U.K. Proposed Easing Meat-Labeling Rules Before Horse Scandal

The U.K. proposed easing regulations on meat products and their labeling before the recent scandal involving horse meat discovered in beef products, a panel of lawmakers said.

In a report published today, Parliament’s Environment Committee criticized proposals that minced meat in the U.K. should be allowed higher fat and collagen content than is allowed in other member states, and that labels for loose meat products shouldn’t have to declare their meat content.

“There is a risk that the consumer would have even less clarity about what our meat contains than at present,” the lawmakers said in the report released in London. “This is not the time for the government to be proposing reducing the labeling standards applied to British food.”

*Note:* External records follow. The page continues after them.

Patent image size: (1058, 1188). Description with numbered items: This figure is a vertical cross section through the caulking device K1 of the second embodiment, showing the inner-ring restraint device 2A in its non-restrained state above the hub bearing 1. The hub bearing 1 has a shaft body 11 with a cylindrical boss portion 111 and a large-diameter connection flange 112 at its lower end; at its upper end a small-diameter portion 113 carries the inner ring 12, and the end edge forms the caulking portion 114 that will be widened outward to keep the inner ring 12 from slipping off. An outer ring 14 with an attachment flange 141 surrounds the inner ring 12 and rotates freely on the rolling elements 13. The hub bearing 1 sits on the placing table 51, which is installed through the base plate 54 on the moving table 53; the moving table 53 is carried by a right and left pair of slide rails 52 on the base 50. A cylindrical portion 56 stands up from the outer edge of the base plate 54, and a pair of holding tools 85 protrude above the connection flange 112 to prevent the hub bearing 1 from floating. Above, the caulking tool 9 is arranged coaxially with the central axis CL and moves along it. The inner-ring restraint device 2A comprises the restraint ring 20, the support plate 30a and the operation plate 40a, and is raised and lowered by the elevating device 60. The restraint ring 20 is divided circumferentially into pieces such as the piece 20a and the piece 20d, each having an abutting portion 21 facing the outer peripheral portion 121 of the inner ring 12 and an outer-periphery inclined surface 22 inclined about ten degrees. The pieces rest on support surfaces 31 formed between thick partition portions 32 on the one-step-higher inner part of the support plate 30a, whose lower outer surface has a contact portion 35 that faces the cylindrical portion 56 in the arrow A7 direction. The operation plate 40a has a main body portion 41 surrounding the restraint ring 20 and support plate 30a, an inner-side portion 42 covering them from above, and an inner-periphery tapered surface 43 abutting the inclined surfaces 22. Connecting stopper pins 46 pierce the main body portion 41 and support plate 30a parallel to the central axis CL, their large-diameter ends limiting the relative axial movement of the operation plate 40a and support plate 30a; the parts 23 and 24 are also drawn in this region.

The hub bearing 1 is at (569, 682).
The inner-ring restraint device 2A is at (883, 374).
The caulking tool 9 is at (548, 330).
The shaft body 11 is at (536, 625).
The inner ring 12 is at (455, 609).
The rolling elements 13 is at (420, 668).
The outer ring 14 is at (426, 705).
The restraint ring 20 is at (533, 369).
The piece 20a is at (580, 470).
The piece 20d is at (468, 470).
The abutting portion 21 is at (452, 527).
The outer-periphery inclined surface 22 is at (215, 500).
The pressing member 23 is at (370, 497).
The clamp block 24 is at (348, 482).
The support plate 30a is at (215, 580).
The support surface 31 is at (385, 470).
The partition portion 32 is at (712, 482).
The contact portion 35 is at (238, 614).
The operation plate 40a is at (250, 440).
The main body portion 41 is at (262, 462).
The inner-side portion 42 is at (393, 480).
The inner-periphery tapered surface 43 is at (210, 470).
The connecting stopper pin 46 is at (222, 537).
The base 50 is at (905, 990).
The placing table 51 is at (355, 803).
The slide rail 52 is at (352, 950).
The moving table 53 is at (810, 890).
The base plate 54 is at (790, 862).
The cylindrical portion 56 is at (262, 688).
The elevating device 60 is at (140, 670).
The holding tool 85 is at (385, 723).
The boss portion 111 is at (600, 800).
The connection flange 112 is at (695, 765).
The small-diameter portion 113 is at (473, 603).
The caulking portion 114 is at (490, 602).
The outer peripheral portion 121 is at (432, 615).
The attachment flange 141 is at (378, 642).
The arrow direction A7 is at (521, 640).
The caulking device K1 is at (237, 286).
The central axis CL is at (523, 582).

The U.K.’s mislabeled meat scandal has spread to Europe. The Food Standards Agency has raided two British meat processing plants, one in West Yorkshire and one in West Wales, in an investigation into horse meat in products which were supposed to be beef intended for kebabs and burgers.

The U.K. Department for the Environment defended proposing easing meat labeling requirements. “These regulations are about striking the right balance between improved information for consumers and red tape on food businesses,” it said in an e- mailed statement. “We will consider the consultation responses before we make a final decision.”

The Environment Committee recommended giving the FSA more powers to order food testing, and tighter rules around the tests.